President Lee Myung-bak said, ``Consumers can refuse it if they don't like it." However, quite contrary to what he said, even though we don't buy beef imported from the United States, the malformed prion, the protein that causes the disease, is easily passed on to other items in the procedure dealing with the U.S. beef in butcher shops.
To make matters even worse, ``cheap'' American beef could be consumed in various forms of food additives in processed food products including instant noodles ― Koreans' all time favorite snack food. We wouldn't know whether or not we are eating food contaminated with prions.
According to a recent news article in a local newspaper, the low quality hamburger ``patties'' lots of local school cafeterias sell to students pose a serious danger to our kids' health.
There is a high possibility that the people who make the already troubled hamburgers will use the cheap imported beef to make profits.
It is hard to get rid of the suspicion that the Korean government made too many concessions when closing the problematic beef deal.

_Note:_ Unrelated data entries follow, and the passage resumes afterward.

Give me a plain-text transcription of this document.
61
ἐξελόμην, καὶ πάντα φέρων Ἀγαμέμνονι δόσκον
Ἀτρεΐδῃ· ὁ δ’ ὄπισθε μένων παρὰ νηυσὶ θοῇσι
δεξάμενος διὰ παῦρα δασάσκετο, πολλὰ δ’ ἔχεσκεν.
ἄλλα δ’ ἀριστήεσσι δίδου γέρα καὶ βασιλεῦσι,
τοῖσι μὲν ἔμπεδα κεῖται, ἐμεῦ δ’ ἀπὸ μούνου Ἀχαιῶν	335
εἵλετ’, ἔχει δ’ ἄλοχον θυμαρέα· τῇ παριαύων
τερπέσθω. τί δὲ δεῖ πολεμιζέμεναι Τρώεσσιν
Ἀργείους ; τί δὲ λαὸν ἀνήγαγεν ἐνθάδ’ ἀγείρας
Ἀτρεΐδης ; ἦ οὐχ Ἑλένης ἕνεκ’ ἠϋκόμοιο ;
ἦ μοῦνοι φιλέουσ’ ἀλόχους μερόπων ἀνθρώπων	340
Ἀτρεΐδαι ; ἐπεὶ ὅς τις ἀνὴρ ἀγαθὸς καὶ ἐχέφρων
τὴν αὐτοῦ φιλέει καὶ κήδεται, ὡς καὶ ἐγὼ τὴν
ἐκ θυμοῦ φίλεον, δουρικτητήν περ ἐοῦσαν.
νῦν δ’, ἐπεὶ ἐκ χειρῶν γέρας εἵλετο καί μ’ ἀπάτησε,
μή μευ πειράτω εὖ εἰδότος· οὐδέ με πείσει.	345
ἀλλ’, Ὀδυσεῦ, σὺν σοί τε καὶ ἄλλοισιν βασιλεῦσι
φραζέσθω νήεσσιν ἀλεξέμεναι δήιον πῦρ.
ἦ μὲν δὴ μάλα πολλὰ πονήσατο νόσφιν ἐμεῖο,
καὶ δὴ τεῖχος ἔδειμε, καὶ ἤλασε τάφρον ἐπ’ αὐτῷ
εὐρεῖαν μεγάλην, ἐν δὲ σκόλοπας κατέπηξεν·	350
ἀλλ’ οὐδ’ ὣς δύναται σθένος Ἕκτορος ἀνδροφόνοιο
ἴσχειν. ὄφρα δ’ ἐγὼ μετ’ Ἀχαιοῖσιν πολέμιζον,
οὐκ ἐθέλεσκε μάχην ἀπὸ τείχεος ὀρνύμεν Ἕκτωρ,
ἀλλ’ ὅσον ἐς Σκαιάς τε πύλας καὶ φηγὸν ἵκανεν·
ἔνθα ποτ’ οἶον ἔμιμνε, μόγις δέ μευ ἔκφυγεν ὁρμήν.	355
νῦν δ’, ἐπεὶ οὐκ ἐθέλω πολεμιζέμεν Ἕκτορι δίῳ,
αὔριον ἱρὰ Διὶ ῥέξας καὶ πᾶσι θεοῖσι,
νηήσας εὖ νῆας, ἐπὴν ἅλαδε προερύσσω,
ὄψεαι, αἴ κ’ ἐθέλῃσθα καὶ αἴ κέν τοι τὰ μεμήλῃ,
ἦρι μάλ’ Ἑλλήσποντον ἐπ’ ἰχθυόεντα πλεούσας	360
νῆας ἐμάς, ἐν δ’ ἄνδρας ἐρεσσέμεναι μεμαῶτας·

The ruling Grand National Party had insisted only until as late as 9 months ago when it was an opposition party that Korea should stop U.S. beef imports because of the fear for the horrible, brain-wasting illness.
Now, they have completely changed their attitude toward this matter with even more favorable conditions to the United States.
I desperately want to know whether or not there exists any slightest chance of having renegotiations with the United States. The people's health should have first been taken into consideration over economic benefits of cheaper beef when they made this decision.
The health of 50 million people living in this country is hanging in the balance.